Ivan, titubant, contourna le char couvert de feuilles et de branches cassées, et pénétra sous les arbres. Deux ornières laissées par les chenilles brillaient d'un éclat noir dans l'herbe arrachée. Il les traversa et se dirigea là où l'ombre était plus épaisse.
Même dans ce taillis on sentait la forêt. Des moucherons tourbillonnaient dans les rayons minces et tremblants du soleil. Il aperçut une rigole étroite emplie d'une eau couleur de thé et d'une limpidité vertigineuse. Sur son éclat lisse couraient les araignées d'eau. Il la suivit et après quelques pas trouva le minuscule bassin d'une source. Il s'agenouilla et but avidement. Désaltéré, il releva la tête et perdit son regard dans cette profondeur transparente. Soudain, il aperçut son reflet, ce visage qu'il n'avait pas vu depuis si longtemps – ce jeune visage légèrement bleui par l'ombre de la première barbe, avec des sourcils décolorés par le soleil et des yeux terriblement lointains, étrangers.

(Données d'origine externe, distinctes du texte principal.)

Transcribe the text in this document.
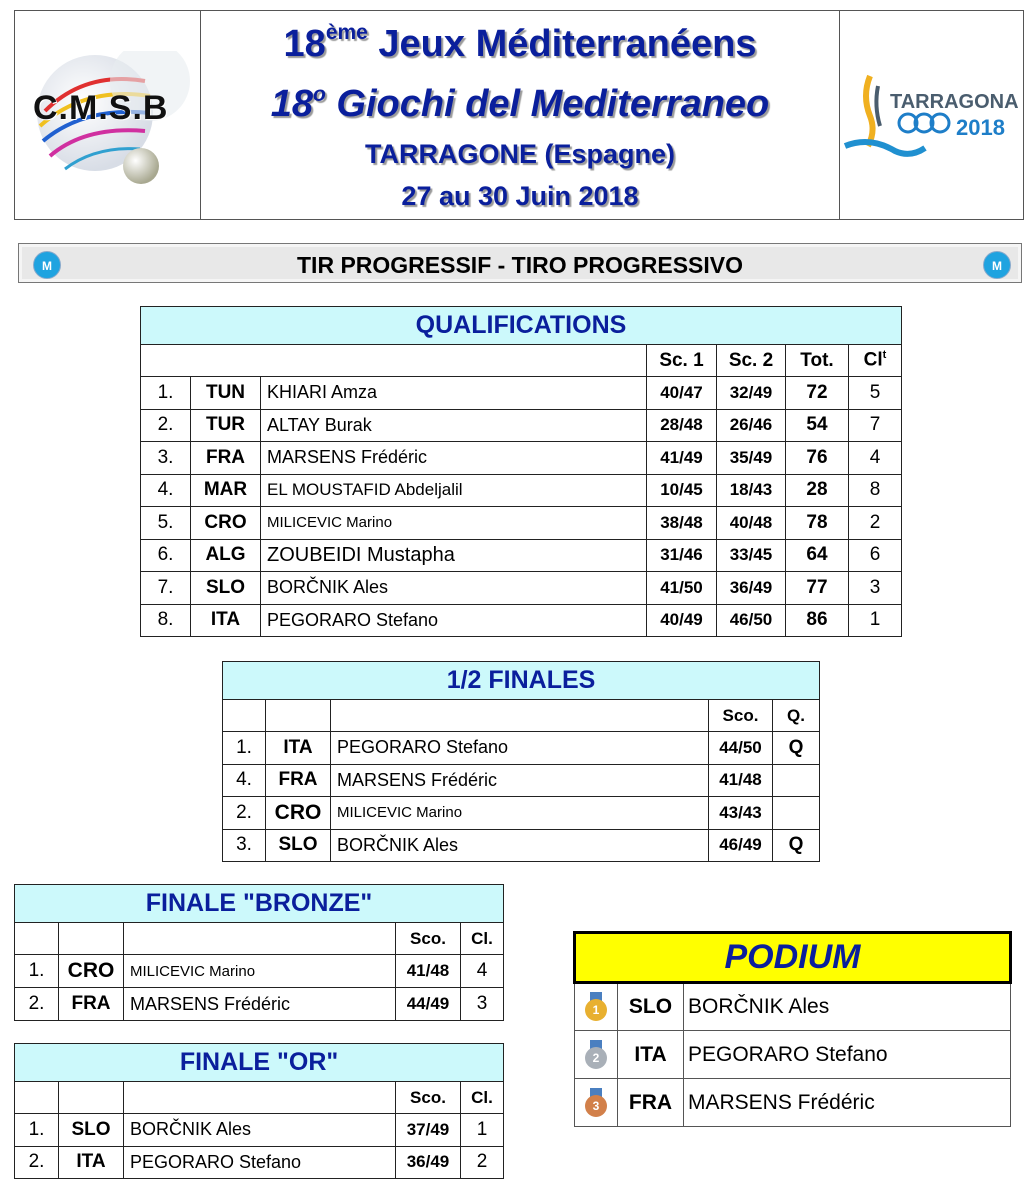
C.M.S.B
18ème Jeux Méditerranéens
18$^o$ Giochi del Mediterraneo
TARRAGONE (Espagne)
27 au 30 Juin 2018
TARRAGONA
2018
M	TIR PROGRESSIF - TIRO PROGRESSIVO	M
QUALIFICATIONS						
			Sc. 1	Sc. 2	Tot.	Cl$^t$
1.	TUN	KHIARI Amza	40/47	32/49	72	5
2.	TUR	ALTAY Burak	28/48	26/46	54	7
3.	FRA	MARSENS Frédéric	41/49	35/49	76	4
4.	MAR	EL MOUSTAFID Abdeljalil	10/45	18/43	28	8
5.	CRO	MILICEVIC Marino	38/48	40/48	78	2
6.	ALG	ZOUBEIDI Mustapha	31/46	33/45	64	6
7.	SLO	BORČNIK Ales	41/50	36/49	77	3
8.	ITA	PEGORARO Stefano	40/49	46/50	86	1
1/2 FINALES				
			Sco.	Q.
1.	ITA	PEGORARO Stefano	44/50	Q
4.	FRA	MARSENS Frédéric	41/48	
2.	CRO	MILICEVIC Marino	43/43	
3.	SLO	BORČNIK Ales	46/49	Q
FINALE "BRONZE"				
			Sco.	Cl.
1.	CRO	MILICEVIC Marino	41/48	4
2.	FRA	MARSENS Frédéric	44/49	3
FINALE "OR"				
			Sco.	Cl.
1.	SLO	BORČNIK Ales	37/49	1
2.	ITA	PEGORARO Stefano	36/49	2
PODIUM		

1	SLO	BORČNIK Ales

2	ITA	PEGORARO Stefano

3	FRA	MARSENS Frédéric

«C'est moi… – les mots se formaient lentement dans sa tête – Moi, Ivan Demidov…» Il contempla longuement les traits de ce reflet sombre. Puis il se secoua. Il lui sembla que le silence devenait moins dense. Quelque part au-dessus de lui gazouilla un oiseau.

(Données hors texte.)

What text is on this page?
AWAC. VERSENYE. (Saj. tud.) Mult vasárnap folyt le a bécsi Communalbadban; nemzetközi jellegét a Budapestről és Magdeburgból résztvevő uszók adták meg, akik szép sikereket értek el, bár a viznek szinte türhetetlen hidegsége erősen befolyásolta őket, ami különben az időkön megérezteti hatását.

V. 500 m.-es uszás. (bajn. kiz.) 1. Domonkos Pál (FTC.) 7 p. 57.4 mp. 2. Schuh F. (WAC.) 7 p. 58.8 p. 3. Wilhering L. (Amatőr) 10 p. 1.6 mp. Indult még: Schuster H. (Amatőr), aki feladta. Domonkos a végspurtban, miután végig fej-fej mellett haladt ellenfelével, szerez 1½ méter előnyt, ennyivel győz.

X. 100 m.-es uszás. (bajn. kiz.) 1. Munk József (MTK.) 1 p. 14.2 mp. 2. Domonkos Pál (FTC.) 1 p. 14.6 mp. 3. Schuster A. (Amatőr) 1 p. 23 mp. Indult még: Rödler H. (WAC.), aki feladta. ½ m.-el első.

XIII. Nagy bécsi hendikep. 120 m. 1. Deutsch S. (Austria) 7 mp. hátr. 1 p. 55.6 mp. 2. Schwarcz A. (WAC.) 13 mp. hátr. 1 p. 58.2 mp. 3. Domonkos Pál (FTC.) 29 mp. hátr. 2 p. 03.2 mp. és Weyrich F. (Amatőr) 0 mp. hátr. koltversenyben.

Ivan se releva, se pencha de nouveau et plongea la gourde dans l'eau. «Je vais la porter à Lagoun, il doit cuire, là-bas, sous son canon.»
Par sa citation à l'ordre du Soviet suprême de l'Union soviétique, il apprendra que ce jour-là «ils ont contenu l'avance de l'ennemi dans une direction d'une importance stratégique capitale, ils ont résisté à plus de dix attaques d'un ennemi numériquement supérieur». Dans ce texte seront mentionnés les noms de Stalingrad et de la Volga, qu'ils n'ont jamais vus. Et comme ces mots ressembleront peu à ce qu'ils avaient vécu et éprouvé! Il n'y sera question ni de Mikhalytch et de son gémissement de douleur, ni de Serioga dans son treillis noirci et rougi, ni de chars qui fumaient au milieu des arbres écorchés et humides de sang.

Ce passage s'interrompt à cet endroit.